「墓地が破綻」したらどうなる?
札幌にある納骨堂が経営破綻による売却する、という事件が注目を集めています。
◇兵庫県豊岡市のお墓のアドバイザー大北和彦です
兵庫県豊岡市のお墓と墓石のアドバイザー、おおきた石材店です。
☑ 兵庫県北部で唯一の「お墓ディレクター1級」
☑ 雨漏りしないお墓「信頼棺®」正規代理店
☑ (一社)日本石材産業協会常任理事
おおきた石材店はお墓のことを全く知らない人にも、お墓を建てる時に大事なことをわかりやすくお伝えすることを第一に考えて情報発信しています。
納骨堂が売却!! そんなことってあるの??
実は、あります。経営破綻することは稀にではありますが、そういう話は聞きます。特に人口密集地など都会にみられるようです。
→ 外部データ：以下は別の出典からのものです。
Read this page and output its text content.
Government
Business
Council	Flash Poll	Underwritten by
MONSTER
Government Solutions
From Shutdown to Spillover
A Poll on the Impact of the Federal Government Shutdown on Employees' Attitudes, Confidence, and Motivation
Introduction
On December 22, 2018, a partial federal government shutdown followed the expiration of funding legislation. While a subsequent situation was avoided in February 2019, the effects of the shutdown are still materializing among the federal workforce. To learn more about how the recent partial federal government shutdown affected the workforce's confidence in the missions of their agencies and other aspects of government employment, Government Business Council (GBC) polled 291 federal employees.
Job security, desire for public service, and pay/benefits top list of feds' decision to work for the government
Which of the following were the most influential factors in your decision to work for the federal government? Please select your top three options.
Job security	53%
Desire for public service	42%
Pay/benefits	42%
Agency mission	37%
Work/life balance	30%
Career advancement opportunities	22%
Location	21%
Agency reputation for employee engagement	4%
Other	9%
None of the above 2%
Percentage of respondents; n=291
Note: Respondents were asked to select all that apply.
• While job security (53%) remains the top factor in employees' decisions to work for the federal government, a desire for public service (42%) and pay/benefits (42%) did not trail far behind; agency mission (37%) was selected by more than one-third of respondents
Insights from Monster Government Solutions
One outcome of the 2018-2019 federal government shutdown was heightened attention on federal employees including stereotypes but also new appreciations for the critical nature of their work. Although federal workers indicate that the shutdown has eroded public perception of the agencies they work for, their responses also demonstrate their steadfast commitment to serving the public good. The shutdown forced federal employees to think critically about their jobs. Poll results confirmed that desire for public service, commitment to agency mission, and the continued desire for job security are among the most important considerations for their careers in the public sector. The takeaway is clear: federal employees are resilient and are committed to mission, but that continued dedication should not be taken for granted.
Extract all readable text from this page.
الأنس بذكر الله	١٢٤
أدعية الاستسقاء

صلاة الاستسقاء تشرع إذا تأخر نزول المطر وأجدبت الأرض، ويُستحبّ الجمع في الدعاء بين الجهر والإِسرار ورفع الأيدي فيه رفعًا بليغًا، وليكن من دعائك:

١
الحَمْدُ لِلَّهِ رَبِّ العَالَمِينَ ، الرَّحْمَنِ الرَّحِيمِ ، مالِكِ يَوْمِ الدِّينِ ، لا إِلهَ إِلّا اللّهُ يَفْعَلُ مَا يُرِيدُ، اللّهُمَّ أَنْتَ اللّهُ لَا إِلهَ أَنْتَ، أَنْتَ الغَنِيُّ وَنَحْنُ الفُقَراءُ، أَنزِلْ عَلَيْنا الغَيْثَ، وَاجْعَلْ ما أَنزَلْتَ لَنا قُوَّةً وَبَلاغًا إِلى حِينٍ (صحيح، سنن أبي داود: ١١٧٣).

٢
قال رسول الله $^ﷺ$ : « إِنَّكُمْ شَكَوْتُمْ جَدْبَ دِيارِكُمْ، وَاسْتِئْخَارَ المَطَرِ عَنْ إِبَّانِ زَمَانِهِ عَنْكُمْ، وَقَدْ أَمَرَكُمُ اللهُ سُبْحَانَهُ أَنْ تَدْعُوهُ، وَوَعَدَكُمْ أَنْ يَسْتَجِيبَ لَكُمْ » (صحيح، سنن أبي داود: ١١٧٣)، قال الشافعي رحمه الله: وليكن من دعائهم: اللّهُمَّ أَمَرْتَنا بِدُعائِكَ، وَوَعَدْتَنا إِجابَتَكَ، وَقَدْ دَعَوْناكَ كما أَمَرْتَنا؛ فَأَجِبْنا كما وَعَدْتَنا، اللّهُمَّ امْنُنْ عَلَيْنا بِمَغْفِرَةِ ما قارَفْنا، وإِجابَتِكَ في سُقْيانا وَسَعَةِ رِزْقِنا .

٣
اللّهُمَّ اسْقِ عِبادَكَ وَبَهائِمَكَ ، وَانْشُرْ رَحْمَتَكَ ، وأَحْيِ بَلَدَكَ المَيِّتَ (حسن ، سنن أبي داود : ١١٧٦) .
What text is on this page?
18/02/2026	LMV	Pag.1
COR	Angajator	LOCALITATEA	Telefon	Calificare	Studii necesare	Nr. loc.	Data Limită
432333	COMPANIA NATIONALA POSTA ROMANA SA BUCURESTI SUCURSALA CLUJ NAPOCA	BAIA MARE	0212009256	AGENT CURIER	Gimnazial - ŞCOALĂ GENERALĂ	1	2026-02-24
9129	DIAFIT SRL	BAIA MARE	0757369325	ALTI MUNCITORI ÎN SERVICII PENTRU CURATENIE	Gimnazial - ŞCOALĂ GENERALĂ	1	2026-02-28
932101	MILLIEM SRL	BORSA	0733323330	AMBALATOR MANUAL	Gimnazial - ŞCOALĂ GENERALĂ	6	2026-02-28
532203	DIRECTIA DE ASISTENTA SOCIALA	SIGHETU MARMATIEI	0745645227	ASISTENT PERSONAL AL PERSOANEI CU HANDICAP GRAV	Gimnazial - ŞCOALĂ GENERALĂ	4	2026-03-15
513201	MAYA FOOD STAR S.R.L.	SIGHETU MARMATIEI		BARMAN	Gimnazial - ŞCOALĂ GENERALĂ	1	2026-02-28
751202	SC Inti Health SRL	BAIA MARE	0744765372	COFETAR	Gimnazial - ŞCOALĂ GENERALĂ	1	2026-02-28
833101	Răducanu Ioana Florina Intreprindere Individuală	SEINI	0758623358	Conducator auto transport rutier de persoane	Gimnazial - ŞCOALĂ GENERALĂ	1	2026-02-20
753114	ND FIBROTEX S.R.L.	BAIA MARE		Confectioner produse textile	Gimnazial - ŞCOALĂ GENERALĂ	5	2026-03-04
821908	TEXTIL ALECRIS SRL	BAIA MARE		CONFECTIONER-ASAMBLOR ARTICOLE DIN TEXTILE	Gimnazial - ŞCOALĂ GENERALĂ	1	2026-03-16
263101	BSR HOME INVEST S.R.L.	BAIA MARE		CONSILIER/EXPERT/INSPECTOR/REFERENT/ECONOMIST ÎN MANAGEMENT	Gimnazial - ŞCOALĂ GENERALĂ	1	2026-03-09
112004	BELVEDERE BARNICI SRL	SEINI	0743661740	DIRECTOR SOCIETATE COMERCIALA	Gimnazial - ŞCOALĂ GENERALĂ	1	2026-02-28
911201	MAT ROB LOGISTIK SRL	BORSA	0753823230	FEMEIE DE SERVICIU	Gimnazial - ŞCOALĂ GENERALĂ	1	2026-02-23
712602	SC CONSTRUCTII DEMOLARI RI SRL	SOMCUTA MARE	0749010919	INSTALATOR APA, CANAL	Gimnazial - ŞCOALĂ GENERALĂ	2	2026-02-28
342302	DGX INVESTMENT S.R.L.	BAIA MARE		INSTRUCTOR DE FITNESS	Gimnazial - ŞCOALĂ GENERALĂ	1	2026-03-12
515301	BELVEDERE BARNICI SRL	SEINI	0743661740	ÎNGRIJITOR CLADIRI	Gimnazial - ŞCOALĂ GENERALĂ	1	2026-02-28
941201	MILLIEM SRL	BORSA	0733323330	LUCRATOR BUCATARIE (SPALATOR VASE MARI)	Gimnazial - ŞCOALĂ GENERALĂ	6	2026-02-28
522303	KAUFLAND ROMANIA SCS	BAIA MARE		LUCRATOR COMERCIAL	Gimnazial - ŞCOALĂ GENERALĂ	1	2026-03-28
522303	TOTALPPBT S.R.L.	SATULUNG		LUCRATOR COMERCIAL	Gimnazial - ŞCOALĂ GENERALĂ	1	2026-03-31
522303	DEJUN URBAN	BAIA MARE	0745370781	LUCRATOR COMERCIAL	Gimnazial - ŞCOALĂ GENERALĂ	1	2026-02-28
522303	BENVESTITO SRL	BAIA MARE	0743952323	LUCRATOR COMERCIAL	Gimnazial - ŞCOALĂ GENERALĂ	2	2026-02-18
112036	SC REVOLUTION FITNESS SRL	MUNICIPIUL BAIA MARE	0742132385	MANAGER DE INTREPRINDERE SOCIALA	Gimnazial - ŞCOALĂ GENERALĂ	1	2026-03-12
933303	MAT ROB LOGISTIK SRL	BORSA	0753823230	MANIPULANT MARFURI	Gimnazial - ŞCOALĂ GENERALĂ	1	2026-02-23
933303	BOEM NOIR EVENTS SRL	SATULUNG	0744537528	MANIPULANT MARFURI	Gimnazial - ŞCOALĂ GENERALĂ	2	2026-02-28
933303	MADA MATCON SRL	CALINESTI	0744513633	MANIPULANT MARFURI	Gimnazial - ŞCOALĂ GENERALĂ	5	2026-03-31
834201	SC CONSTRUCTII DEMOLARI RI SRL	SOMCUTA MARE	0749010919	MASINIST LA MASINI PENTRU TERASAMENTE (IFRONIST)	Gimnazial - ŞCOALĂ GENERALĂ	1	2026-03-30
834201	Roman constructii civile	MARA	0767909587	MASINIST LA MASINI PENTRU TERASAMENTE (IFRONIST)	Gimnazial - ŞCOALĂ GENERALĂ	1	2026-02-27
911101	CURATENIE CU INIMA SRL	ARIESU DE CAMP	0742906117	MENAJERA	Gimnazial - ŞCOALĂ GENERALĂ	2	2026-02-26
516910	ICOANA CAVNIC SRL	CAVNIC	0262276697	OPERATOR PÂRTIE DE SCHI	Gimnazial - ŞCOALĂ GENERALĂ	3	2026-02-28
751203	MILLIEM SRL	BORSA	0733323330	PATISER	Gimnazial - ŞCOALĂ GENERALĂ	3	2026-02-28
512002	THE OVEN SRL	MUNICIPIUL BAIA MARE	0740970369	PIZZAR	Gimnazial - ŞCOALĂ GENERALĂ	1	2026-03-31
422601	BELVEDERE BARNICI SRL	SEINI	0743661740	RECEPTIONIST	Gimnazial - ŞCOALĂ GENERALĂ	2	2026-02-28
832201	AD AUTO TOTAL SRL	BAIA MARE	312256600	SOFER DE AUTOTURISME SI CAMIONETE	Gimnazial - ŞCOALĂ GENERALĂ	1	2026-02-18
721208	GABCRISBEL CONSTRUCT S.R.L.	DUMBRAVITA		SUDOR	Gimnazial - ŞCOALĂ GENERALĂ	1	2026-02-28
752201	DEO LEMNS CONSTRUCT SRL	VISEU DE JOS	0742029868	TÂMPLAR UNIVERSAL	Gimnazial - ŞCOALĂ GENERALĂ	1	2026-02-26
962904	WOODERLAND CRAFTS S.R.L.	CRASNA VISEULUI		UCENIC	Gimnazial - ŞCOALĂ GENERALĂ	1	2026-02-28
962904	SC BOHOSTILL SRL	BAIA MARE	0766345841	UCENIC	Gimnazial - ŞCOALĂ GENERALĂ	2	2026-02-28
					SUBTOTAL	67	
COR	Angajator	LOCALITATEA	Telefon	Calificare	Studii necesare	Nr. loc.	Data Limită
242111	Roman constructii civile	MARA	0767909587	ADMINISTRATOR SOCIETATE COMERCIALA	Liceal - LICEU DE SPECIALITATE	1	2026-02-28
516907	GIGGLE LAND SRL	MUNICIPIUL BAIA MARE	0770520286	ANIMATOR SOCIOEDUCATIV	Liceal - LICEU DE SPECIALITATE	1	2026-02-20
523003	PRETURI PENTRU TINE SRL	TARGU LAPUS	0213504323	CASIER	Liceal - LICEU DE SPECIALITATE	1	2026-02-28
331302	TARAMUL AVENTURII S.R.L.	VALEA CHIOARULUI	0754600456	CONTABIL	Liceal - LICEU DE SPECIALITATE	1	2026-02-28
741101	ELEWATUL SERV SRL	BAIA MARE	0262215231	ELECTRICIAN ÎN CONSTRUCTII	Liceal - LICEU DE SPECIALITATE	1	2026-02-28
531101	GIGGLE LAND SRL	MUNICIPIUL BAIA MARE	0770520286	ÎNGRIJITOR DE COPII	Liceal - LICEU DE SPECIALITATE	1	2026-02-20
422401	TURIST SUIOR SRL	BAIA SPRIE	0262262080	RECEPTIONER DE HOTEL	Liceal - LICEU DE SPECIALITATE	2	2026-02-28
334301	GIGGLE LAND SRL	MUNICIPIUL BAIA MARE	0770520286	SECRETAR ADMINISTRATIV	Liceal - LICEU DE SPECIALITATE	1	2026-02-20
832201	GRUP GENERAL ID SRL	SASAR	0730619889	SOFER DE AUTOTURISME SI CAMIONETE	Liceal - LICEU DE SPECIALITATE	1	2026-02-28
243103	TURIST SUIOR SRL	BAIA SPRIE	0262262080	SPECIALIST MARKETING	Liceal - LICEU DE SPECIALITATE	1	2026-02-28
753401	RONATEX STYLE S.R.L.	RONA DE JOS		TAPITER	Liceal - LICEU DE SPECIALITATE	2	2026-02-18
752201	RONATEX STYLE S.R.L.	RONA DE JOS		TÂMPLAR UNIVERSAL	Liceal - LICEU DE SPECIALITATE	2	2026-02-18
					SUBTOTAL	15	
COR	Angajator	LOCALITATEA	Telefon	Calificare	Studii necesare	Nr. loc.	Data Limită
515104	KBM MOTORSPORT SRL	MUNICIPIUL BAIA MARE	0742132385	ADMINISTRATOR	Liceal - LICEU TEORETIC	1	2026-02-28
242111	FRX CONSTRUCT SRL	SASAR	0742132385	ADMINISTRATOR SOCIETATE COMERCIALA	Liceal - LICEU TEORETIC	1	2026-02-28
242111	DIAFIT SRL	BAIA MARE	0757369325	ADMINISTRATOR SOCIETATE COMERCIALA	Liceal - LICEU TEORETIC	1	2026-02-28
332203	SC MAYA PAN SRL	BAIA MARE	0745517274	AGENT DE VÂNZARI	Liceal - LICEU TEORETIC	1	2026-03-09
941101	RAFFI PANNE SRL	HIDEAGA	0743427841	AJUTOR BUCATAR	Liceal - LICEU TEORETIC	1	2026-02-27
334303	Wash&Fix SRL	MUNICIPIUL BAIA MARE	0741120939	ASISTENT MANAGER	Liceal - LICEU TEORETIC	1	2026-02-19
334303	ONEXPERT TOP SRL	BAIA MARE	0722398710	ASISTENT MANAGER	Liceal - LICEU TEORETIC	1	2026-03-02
お墓や納骨堂の法律に関する専門家、「墓地管理士」になりました。
実は、墓地も納骨堂も経営破綻ってあり得ます。
墓地や納骨堂は基本的に「地方公共団体」が許可し、運営するもの、となっていますが、それで手が回らない場合は「宗教法人」や「財団法人」でも、許可されます。
ですが、当然お金が回らなくなると経営破綻してしまいます。北海道の夕張市が破綻したことはご存知だと思います。破綻すると当然その財産である墓地や納骨堂も競売等で売却されるので、あのような事件になるんですが、実はお墓はあのようにはなりません。
墓地が経営破綻したらどうなるの?
墓地が経営破綻したら、どうなるか。
「墓地の経営」はまず「墓地」として登記されていなくてはなりません。更に、「墓地、埋葬等に関する法律」で「墓地」として経営許可を得なくては「墓地」として運営できないのです。
ですから、その墓地の権利を取得し、別の目的で利用しようとするなら、「墓地経営」の廃止を申請しなくてはなりませんが、ここがポイント!!
墓地内のすべての墳墓(それぞれの個人のお墓)を改葬、つまりお墓を無くして、更地になった状態でないと墓地経営の廃止の許可は出ないことになっています。遺骨が入ってなくても、墓石が残っていると許可が出ない可能性があります。
つまり、すべてのお墓がなくなった後でないと、墓地はなくならないのです。
お墓をつぶしてマンションを建てよう、とか思ってもなかなかスムーズにうまく進められないので、こういう「墓地の別目的の活用」って、実際に行われることはあまりない、と思います。
では、「墓地」はどうなるの?
こういった場合の多い事例としては、
① 「墓地は残る」けど、管理会社が倒産したので、誰も管理してくれない。
という場合と、もう一つは。。。
② 「墓地は残る」し、新しい管理会社が管理してくれるけど、管理費が高くなる。
①の場合は草がぼうぼうに生えて、通路が穴だらけ。ガタガタだけど我慢しなくてはならない。空き区画は草が生えすぎて、ジャングル見たいになる。管理が悪いので、引っ越しされるお墓が出てくる。
②の場合は今まで通り行き届いた墓地。むしろ以前より良くなるかもしれませんが、管理は高い!!管理費を払えず、お墓じまいされる方も。。。
墓地は残っても、あまりいい結果にはなりそうではないですね。
札幌の納骨堂も墓地と同様の扱いになると思うのですが、ニュースでは売却先も決まって、期日までに遺骨を退去、みたいな扱いだと聞きましたが、札幌市がそのあたりの判断をしたはずですが、どうなのでしょうか。
ちなみに、「納骨堂」は「他人の委託を受けて」「焼骨を収蔵するために」「都道府県の許可を受けた施設」という3つの条件を満たした施設です。
自宅に自分の家族の遺骨を安置する場合や四十九日や一周忌法要まで一時的に寺院に安置する、と言った場合は納骨堂に含まれませんが、長期間、寺院の一部に保管するような場合は「納骨堂」と見なされる場合があるので、都道府県に許可を得ることが必要となります。